Wednesday, 15 December 1999

Paul Feyerabend: Against Method: Outline of an Anarchistic Theory of Knowledge (1975)

Edition: Verso, 1993
Review number: 408

Possibly Feyerabend's best known book, Against Method is basically an attack on the idea that science has a single, monolithic 'method', one which has stood the test of time and produced the 'advances' (the advance of science is a subsidiary target) leading to the science we know today. Instead of the close connection between ideas of rationality and scientific method on which many thinkers would base their understanding of science on, Feyerabend points out contradictory and irrational ideas, to his mind not just part of science but at its very core. They are particularly important, he believes, in the challenging of fundamental assumptions which leads to 'revolutions'.

A major part of the book is taken up with brilliant analysis of the example he uses to underpin most of his argument, the writings of Galileo in which he sought to establish the Copernican system as against the accepted Ptolemaic one, and in particular to prove that the earth moves despite immediate appearances.

Feyerabend exposes the logical poverty and propagandist nature of Galileo's argument most convincingly. However, there are reasons which make it a bad example to use as a paradigm of scientific practice. Firstly, it comes from an early period of modern science in which mathematics was not established as the language of argument. Galileo's writing has a literary nature more akin to what would today be considered philosophy rather than physics (the major work quoted by Feyerabend, the Dialogue Concerning the Two Chief World Systems, is modelled after the Socratic dialogues of Plato). To carry conviction, modern scientific reasoning is expected to be couched in mathematical terms, even if new mathematical ideas have to be introduced to express it. (Strong arguments can be introduced against this, though it is not Feyerabend's theme here; not least of these would be the important question as to why mathematics seems to so successfully model the universe.)

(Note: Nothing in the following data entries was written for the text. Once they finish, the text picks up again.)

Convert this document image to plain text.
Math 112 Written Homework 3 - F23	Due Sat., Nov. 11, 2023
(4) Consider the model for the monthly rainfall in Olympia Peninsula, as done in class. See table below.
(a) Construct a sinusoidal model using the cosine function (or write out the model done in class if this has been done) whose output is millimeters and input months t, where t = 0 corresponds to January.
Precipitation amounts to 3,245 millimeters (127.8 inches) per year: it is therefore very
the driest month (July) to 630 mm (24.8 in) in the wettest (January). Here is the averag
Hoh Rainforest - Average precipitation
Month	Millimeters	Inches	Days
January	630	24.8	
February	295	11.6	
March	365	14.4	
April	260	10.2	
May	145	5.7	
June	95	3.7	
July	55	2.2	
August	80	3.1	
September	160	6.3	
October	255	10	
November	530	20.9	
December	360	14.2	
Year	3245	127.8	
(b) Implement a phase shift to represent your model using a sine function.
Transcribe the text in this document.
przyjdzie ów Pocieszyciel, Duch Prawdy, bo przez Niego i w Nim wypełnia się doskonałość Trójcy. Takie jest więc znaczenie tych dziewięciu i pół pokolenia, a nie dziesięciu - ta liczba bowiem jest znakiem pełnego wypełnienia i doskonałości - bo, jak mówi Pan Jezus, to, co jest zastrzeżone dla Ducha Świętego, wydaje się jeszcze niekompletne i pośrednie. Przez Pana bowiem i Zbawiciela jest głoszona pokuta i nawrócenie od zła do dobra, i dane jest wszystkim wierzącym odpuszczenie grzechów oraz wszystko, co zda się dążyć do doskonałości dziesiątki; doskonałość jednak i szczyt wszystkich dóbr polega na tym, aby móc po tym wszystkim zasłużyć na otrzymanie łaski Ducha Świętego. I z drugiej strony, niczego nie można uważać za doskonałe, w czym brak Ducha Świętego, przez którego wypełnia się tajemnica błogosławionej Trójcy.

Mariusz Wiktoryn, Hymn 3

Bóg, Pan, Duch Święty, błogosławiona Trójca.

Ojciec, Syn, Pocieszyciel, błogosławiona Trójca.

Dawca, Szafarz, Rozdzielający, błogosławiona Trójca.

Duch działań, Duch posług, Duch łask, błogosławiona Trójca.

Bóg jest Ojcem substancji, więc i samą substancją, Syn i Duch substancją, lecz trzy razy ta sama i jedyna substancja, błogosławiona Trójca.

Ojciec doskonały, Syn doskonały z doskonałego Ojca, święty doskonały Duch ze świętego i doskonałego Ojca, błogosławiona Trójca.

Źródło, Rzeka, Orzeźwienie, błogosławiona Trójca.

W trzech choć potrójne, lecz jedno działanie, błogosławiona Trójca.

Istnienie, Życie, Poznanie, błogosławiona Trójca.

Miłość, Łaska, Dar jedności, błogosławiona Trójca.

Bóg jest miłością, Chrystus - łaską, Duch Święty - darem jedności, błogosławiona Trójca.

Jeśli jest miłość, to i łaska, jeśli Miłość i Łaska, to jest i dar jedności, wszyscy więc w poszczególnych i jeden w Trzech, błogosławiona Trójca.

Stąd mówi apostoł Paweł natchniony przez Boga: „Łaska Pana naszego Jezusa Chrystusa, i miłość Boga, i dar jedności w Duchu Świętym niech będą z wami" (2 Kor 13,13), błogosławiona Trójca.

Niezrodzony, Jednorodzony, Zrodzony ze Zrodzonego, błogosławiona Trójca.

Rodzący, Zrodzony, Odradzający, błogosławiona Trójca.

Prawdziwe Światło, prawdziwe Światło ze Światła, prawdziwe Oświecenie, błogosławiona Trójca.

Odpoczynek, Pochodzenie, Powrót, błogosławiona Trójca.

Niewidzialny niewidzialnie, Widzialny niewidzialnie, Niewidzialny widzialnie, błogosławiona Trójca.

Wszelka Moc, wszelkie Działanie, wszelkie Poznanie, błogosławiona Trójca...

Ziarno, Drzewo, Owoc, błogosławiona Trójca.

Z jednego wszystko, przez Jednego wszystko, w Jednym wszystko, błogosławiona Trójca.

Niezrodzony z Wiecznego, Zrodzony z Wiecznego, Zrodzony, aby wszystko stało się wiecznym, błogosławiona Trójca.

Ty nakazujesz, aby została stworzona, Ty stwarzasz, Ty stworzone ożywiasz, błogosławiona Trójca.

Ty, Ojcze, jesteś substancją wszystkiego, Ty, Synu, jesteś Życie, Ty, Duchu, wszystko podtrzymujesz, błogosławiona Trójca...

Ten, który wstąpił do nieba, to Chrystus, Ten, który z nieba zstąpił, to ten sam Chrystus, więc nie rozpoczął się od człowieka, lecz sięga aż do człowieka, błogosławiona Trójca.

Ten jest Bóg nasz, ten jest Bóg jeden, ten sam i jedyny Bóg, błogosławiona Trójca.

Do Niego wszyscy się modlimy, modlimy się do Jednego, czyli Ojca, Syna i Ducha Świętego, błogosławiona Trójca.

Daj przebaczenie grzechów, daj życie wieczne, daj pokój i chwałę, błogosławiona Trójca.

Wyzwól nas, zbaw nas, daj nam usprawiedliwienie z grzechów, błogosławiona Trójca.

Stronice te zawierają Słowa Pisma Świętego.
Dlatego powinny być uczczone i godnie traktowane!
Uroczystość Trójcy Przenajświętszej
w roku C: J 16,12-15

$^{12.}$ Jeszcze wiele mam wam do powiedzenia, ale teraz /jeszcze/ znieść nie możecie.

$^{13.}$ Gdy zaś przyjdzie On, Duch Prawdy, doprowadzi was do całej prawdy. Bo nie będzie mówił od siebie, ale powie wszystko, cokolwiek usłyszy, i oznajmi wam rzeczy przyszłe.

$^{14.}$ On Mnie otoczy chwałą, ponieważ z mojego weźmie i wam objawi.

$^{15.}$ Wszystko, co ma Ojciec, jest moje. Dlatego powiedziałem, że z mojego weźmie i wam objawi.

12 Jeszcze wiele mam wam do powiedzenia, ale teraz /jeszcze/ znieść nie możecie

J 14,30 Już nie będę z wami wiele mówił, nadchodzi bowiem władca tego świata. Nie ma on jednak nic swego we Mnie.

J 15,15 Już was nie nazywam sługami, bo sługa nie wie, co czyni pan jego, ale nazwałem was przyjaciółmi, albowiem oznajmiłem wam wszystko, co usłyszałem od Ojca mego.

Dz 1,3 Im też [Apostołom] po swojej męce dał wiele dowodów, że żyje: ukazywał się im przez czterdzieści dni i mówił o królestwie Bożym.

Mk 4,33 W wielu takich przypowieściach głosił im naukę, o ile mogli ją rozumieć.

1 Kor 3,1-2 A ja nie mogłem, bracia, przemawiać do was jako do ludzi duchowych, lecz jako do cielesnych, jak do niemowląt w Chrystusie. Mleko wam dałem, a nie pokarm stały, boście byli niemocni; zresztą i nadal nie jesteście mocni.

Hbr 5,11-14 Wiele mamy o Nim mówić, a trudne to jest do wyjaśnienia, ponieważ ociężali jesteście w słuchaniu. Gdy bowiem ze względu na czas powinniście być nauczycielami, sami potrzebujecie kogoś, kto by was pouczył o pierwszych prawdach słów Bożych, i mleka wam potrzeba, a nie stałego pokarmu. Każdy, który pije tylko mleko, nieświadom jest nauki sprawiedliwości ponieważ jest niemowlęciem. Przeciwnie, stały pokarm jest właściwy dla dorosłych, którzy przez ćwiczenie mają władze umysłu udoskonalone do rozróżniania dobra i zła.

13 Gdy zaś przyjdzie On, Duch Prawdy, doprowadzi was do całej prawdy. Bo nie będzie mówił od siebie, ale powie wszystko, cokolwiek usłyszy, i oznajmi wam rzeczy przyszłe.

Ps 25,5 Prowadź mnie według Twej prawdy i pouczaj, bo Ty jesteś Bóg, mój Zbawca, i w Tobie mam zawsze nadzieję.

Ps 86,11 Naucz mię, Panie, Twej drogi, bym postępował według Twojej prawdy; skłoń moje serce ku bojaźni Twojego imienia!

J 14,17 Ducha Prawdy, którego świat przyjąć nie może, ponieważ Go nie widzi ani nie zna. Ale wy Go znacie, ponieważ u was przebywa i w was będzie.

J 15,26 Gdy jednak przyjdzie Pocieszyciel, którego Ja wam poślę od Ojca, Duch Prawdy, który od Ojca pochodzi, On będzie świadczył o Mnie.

Secondly, few (if any) practising scientists today would cite Galileo as a paradigm for scientific reasoning. A hero, yes, but an example, no. To use him as the principal prop on which to base an attack on the scientific method does not make the attack significantly more convincing, particularly as Feyerabend occasionally tends to follow Galileo into propaganda. He does use examples other than this one, but they are not particularly convincing and often trivial (several optical illusions among them).

Feyerabend does have important things to say, but he has a tendency to make rather too much of them. The way in which scientists work is of course not monolithic, nor has it remained changeless over the last four centuries. Of course the assumptions underlying scientific thought need to be made clearer and are not unchallengeable. Of course scientists do not think as clearly in the heat of the moment as they may do later when formalising what they want to say for public consumption.